More latest paintings

This second post featuring latest paintings shows my usual subjects and compositions, plus a few new ideas.

colourful oil painting of a fairground
'Fairground'   6 x 8 inches, oil on board.
A colourful fairground painting, again loosely painted to achieve the feeling of such a busy scene.

Loosely painted fish market oil painting
'Fish for Dinner'   6 x 8 inches, oil on board.
This simple market scene was painted in a quick and lively fashion, the intention being to avoid detail and show the fast pace and movement of the indoor market stalls surrounded by customers.

oil painting of an english country lane in summer
'Summer Lane'   8 x 12 inches, oil on board.
Perhaps a more usual subject and composition for me, a country lane winds into the distance with cornfields and trees either side.
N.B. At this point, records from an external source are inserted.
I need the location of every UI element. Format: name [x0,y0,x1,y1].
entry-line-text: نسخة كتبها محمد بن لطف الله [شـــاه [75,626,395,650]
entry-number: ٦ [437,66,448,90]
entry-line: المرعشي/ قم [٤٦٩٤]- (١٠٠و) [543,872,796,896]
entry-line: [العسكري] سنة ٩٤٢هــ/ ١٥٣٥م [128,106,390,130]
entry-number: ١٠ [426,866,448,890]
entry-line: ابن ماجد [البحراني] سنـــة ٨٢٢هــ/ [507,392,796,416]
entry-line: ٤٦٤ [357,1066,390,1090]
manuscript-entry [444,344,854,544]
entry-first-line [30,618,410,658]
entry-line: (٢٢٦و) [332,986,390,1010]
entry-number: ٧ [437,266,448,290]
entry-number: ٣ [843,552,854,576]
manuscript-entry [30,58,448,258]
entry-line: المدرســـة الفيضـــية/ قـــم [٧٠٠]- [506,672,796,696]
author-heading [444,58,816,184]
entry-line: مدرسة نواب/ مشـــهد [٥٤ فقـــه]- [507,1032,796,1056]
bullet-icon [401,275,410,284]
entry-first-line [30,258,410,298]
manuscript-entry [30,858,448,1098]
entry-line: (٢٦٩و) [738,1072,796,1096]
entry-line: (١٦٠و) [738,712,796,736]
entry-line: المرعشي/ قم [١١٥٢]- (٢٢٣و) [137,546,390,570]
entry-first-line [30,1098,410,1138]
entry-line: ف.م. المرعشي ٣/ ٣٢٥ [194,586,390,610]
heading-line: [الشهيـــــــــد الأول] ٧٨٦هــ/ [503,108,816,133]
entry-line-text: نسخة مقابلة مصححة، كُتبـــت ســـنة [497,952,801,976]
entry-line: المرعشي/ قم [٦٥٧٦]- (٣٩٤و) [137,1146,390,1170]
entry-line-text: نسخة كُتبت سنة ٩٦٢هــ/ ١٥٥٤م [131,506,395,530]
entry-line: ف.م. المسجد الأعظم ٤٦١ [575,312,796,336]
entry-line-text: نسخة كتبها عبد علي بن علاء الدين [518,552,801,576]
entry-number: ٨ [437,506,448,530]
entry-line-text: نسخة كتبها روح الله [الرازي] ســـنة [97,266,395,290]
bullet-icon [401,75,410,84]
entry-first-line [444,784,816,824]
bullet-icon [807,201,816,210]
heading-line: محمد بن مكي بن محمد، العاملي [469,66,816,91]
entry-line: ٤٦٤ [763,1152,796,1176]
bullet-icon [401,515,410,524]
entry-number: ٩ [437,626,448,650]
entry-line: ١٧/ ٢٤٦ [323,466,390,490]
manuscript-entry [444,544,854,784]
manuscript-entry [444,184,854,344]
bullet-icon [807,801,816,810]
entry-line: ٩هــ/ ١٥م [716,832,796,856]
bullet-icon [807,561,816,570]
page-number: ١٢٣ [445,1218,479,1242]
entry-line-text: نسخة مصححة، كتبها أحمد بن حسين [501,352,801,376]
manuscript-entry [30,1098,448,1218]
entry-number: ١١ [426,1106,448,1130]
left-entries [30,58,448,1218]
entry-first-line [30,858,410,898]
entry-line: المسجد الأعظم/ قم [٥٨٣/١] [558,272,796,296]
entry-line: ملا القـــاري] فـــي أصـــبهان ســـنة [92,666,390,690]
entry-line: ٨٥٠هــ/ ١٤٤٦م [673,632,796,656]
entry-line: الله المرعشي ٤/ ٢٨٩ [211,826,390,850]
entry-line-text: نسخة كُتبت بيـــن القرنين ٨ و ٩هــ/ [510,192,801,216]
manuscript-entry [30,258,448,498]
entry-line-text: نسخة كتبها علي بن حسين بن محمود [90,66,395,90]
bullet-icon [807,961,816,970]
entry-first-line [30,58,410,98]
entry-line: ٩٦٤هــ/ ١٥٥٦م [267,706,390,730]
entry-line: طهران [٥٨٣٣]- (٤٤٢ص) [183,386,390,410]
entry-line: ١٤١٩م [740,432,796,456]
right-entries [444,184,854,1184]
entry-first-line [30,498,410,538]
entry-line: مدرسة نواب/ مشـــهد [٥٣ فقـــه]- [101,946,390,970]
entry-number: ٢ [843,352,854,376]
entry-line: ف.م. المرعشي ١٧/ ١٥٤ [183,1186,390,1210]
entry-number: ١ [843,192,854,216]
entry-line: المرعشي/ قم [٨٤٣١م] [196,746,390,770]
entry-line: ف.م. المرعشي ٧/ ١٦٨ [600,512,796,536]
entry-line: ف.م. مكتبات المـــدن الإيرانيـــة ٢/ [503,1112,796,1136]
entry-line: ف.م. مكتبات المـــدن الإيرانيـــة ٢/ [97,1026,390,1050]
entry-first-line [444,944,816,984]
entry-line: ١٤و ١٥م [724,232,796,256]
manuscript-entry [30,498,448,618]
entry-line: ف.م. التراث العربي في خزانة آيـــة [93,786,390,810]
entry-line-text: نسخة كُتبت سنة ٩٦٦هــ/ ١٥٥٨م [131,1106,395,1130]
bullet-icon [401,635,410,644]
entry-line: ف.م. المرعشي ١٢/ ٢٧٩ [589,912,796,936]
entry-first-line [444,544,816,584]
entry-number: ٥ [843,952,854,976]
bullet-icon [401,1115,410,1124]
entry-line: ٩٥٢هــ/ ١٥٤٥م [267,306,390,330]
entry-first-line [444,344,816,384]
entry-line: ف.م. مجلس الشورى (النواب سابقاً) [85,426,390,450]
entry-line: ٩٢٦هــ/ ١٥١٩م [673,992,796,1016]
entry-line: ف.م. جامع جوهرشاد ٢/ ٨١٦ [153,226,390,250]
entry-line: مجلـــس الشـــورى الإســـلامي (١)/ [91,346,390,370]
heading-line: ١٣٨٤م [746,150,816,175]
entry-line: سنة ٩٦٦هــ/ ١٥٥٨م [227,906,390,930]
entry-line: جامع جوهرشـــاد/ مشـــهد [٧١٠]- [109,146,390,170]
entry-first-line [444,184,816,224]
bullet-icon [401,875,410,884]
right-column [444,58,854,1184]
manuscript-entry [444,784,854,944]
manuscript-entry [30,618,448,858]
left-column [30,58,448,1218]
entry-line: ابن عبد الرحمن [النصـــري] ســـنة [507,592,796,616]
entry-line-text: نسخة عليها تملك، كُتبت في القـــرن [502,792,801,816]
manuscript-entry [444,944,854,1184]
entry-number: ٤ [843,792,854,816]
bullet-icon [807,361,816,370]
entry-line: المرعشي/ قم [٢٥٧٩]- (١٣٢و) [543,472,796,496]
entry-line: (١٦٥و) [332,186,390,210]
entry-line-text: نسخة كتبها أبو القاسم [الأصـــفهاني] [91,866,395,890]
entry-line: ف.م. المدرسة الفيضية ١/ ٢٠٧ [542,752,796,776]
Rosebay Willow Herb adding a splash of complementary colour to the scene.

oil painting of cattle grazing in a field
'Grazing Land'   8 x 12 inches, oil on board.
A loosely painted work, painted on site in one speedy session. As with most paintings that look as if they were painted quite quickly, much time was spent studying the scene both before and during the painting process. Capturing the fleeting moment, working outside quick and loose can be both exhilarating and tiring! I like to leave the brushwork with an unfinished, unfussy feel, building up the painting with quickly applied untouched strokes. The movement and atmosphere of the scene can so easily ruined by fussing with the paint surface, better I think to leave things be, forgive a few mistakes and allow the viewer to 'feel' the landscape portrayed. It should not need to be described with over fussy detail. Still, I do love paintings that are detailed, its just not my preferred way to work.

I like to leave enough for the viewer to complete the painting with their own imagination.

Actually, the next day when I viewed this painting back in my studio, I was very tempted to 'finish off' a little, but I soon decided to leave it alone. Which bit would I alter? To rework or add detail to one section would probably result in my eventually reworking most or all of the picture. For example, 'finishing off' the grazing cattle might lead me to adding more detail to the trees behind, then the field in front, then the clouds etc etc. I knew, from many spoilt paintings over the years that I should leave it alone. I am always amazed that by simply propping such a painting into a suitable frame, it can immediately look finished, a frame seems to hold it all together! So, if in doubt, leave it be.